Quatrième billet de la série consacrée au PsyEN. Nous poursuivons l’examen de l’orientation de la psychologie de l’orientation, cette fois-ci au présent.
L’orientation du psychologue de l’éducation nationale
Pour cela il faut lire le texte sur les missions[i].
On trouve tout d’abord des indications concernant l’ensemble du corps. « Dans le cadre du service public d’éducation, les psychologues de l’éducation nationale (PsyEN) participent à la lutte contre les effets des inégalités sociales et inscrivent leur action au bénéfice de la réussite scolaire pour tous. »
Le psychologue de l’éducation nationale est bien, comme n’importe quel fonctionnaire (et ce qui est normal) au service d’une politique, d’une visée d’une politique. La suite est aussi claire, même le « service » auprès des acteurs et des personnes se fait dans cadre de cet objectif politique. Ainsi :
« Par leur qualification de psychologues, ils apportent un appui spécifique aux enfants, aux adolescents et jeunes adultes ainsi qu’à leurs familles. Ils accompagnent dans cette perspective les équipes pédagogiques et éducatives des écoles et des établissements d’enseignement. Les psychologues de l’éducation nationale conçoivent les méthodes et mettent en œuvre les moyens liés à la formation et à la qualification qu’ils ont reçues. En mobilisant cette expertise au service de la prise en compte de toutes les dimensions de l’évolution et du développement cognitif, psychologique et social de chacun, ils contribuent à favoriser une approche bienveillante de l’école. »
A remarquer en passant cette formule « une approche bienveillante de l’école ». Pas sûr que le ministre actuel (JM Blanquer) se l’approprie.
Vient ensuite les précisions concernant chaque spécialité. Je reprends ici celles qui concernent les anciens COP :
« – au sein de la spécialité « Éducation, développement et conseil en orientation scolaire et professionnelle », les PsyEN exercent leurs fonctions dans les centres d’information et d’orientation (CIO) où ils sont affectés et dans les établissements du second degré relevant du secteur d’un CIO. Ils contribuent au développement psychologique et à la socialisation des adolescents, à la réussite et à l’investissement scolaires de tous les élèves. Ils mobilisent leurs compétences au service de l’élaboration progressive des projets d’orientation et de formation de ces derniers. Ils interviennent dans la lutte contre toutes les formes de ruptures scolaires et participent à l’information et au premier accueil de toute personne en recherche de solutions pour son orientation. »

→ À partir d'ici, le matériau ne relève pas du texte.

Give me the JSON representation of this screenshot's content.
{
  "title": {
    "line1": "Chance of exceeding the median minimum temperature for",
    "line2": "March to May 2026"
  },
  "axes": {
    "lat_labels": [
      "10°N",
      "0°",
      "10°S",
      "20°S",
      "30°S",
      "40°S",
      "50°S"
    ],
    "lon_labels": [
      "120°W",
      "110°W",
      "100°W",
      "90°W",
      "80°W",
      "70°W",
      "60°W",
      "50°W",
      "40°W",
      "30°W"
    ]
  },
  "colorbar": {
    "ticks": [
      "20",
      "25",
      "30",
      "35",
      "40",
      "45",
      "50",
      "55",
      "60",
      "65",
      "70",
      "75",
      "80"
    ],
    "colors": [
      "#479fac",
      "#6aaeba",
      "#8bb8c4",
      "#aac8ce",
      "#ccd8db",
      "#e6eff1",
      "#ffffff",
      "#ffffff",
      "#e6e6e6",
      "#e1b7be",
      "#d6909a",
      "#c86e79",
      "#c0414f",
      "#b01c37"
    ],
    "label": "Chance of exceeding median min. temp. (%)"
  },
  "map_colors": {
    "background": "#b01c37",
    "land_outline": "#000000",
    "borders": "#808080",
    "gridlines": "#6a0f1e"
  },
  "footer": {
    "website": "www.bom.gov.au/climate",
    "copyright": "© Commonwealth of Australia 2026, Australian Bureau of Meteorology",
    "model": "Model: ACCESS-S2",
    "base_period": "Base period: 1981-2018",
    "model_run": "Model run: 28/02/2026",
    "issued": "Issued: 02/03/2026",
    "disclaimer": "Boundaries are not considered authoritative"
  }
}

Pour ces PsyEN « EDO » il semble que la première priorité, si on prend l’ordre d’apparition des éléments dans le texte, est le développement psychologique et la dernière, le conseil d’orientation. Alors que pour les PsyEN « EDA » la première contribution concerne « l’acquisition des apprentissages fondamentaux par les élèves », et la deuxième le « développement psychologique et de leur socialisation ».
Les préoccupations des PsyEN EDO
Lorsque l’on examine les débats dans les forums des PsyEN EDO, il semble que les questions concernant l’orientation sont peu présentes.
Les premières sont d’ordre statutaire, les problèmes de reclassement, d’indice, de mutation, de mouvement, etc…
Ensuite viennent les questions autour du rôle et la manière de se présenter sous cette nouvelle identité.
Puis, outillage, techniques, les tests.
Et loin derrière les questions autour de l’orientation elle-même.
Effet de nouvelles pressions, demandes déclenchées par la création de ce nouveau statut ? Paradoxe, jusqu’ici les COP se battaient qu’on les considère comme de « vrais » psychologues, aujourd’hui les demandes d’interventions auprès des élèves sont à propos de « problèmes psychologiques », identification de tout ce qui est « handicap », soutien à l’occasion de situations traumatisantes et bien sûr examens psychologiques pour l’enseignement adapté. Beaucoup notent une explosion de ces demandes qui existaient avant, mais qui restaient marginales par rapport au cœur du métier, l’entretien d’orientation.
Attentes externes
Marie-Rose Moro, professeure de pédopsychiatrie à l’université Paris-Descartes, chef de service de la Maison des adolescents a été interviewée pour La lettre de l’éducation n°931[ii]. On (sans doute Luc Cédelle lui-même) l’interroge justement sur le concept d’éducation bienveillante.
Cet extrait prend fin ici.